Is it possible to freeze salted fish for storage
How long to save salted fish?
The salt fish in any case is stored longer than just a fish, that is, not salty or not salty.
The best thing for storing salt fish is vacuum packaging, but it's all done in specialized production.
Well, if we consider the storage of salt fishat home, then to keep the salt fish for a longer time it is necessary to store the fish in the refrigerator by wrapping it with parchment paper or with a clean soft cloth rag.
Naturally, in the freezer the fish will be stored for much longer than simply being on the shelves or in the compartments of the refrigerator.
Just for a long time, stored salted fish immersed in sunflower oil or canned fish, which is in saline solution.
Look here. Here are more sensible tips for storing fish.
If you want to keep salt fish on morelong time just throw it in a plastic bag and completely squeezed out all the air leave the fish in the freezer, where it can be stored for a very long time, you can still salt fish simply rolled into glass jars they are vacuum and therefore the fish will be preserved.
Salted fish can be kept for a very long time only infreezer. Fish can be stored for several days in oil filling. Salted fish is still well preserved in parchment paper, it is also possible to keep it for 7-10 days, but it should be checked. Herring salted home at home in a glass jar in oil filling with spices.
A very convenient circumstance is the presence of salted fish in the house, which can be used as a "quarry"; snacks.
Save the salt fish as long as possible in such ways:
- immediately after pickling, wrap the fish in parchment paper or cloth, put in the refrigerator. So it can be stored for up to 5 days.
- The herring should be stored in the brine, in which it was stored in a barrel. Brine can moisten the fabric and wrap it with fish.
- Herring put in an enamel saucepan or a glass jar, pour vegetable oil.
- salted red fish, wrapped in paper or cloth (only not in polyethylene) can be stored in the freezer for a strong frost.
Before the holidays, you always want topamper yourself, loved ones or your guests with something sort of and tasty. Here one of such festive delicacies can be a red salted fish. However, it is better to salt it yourself than to buy it and sometimes keep it for a day. Frozen or some kind of heat treatment strongly destroys the useful properties of fish. But there are still ways to store it. I take advantage of one of these myself. Salted fish without skins (only fillets) I put in a glass jar very dense layer. I add a laurel and black pepper. Then I pour the vegetable oil into the jar so that it completely covers the fish, close it with a polyethylene lid, then clean it in the refrigerator. So the fish can be stored for a month.

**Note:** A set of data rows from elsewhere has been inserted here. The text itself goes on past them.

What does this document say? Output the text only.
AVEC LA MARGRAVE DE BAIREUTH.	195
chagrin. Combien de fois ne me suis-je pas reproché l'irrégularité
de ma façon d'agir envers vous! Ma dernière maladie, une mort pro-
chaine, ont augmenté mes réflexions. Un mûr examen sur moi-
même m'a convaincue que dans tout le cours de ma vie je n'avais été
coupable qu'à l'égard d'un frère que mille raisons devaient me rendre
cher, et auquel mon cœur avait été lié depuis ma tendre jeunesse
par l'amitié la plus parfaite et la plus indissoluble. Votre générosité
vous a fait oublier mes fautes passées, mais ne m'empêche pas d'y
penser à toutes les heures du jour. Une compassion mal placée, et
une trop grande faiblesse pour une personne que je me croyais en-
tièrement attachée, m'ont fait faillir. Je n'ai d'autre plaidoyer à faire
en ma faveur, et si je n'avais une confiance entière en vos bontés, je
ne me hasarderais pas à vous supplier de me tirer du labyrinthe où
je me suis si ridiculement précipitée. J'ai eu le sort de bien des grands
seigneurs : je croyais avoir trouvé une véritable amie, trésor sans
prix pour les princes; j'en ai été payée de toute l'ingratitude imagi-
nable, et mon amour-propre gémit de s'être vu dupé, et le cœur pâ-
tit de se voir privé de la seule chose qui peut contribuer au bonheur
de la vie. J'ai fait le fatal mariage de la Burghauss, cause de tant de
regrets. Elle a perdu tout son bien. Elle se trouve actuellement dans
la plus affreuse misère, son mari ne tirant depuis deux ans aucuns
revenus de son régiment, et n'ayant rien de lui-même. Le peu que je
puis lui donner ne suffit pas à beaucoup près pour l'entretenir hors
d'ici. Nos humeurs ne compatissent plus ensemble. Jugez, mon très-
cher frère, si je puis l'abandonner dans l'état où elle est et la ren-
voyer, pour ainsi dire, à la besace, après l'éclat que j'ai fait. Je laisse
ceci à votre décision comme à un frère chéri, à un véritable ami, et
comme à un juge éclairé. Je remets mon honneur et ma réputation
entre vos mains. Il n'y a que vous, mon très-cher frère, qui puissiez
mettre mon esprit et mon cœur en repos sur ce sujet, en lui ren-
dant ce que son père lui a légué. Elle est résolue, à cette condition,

If you need to save a small fish for a short time, then slightly salted carcass wrapped in a cloth soaked in vinegar and put in the refrigerator. So the fish can be stored for no more than 10 days.
Cold-smoked salted fish is goodstored in the freezer. To do this, the fish should be wrapped in thick paper so that the paper is closely fitting, you can even tie it with a thread. In this form, the fish can be stored for up to 3 months at a storage temperature of no higher than -10grad.
I keep the fish, so I grease with dry salting under the yoke, stand for two or four days, depending on the size of the fish. Then I take out, I wash from excess salt, I let it dry out a bit and clean it in the freezer.
Also I store in the cold season in a barrel in brine (tuzluk) -in the garage-it is also stored all winter.
Any salted fish should be stored ina cool place, the best storage place of course is the refrigerator, but you need to constantly watch it. During storage, the fish can become covered with a white coating, which means that the fish is already beginning to deteriorate. In this case, the fish should be thoroughly washed and cooked. Also, the fish can be stored in vegetable oil. In this case, the fish should be put in the jar and filled with oil.
If the fish needs to be stored for a very long time, then only the frost will work, but the taste will already noticeably be different.
I adore the fish, but that it will be kept longer,I take it into small pieces, then I take a jar (liter or half-liter), add sunflower oil, cover it with a lid and then shake everything thoroughly so that the whole fish is soaked in oil. You can add a couple of onion bulbs, this will only improve the kus.
In this state the fish remains fresh and juicy much longer, that's how you can increase the shelf life without losing taste.
If the fish is smoked, then we send it to the refrigerator, or even better to the freezer, it is checked already more than once, the fish does not deteriorate, but the taste remains as before.
If it is a question of a fish, it is possible to sharerecipe for long-term storage of red salted fish. It is cut by medium plates and placed in a container of glass, then poured with oil and stored in the refrigerator for a long time.
Either cut the red fish along the ridge into two parts, then wrap each part with parchment and put it in the refrigerator. Or you can wrap it in gauze or a suitable clean cloth.
But the salted herring can be stored there for a long time in the brine or also cut into slices and pour in the containers with lean oil. It will stand very long, and taste qualities will not lose completely.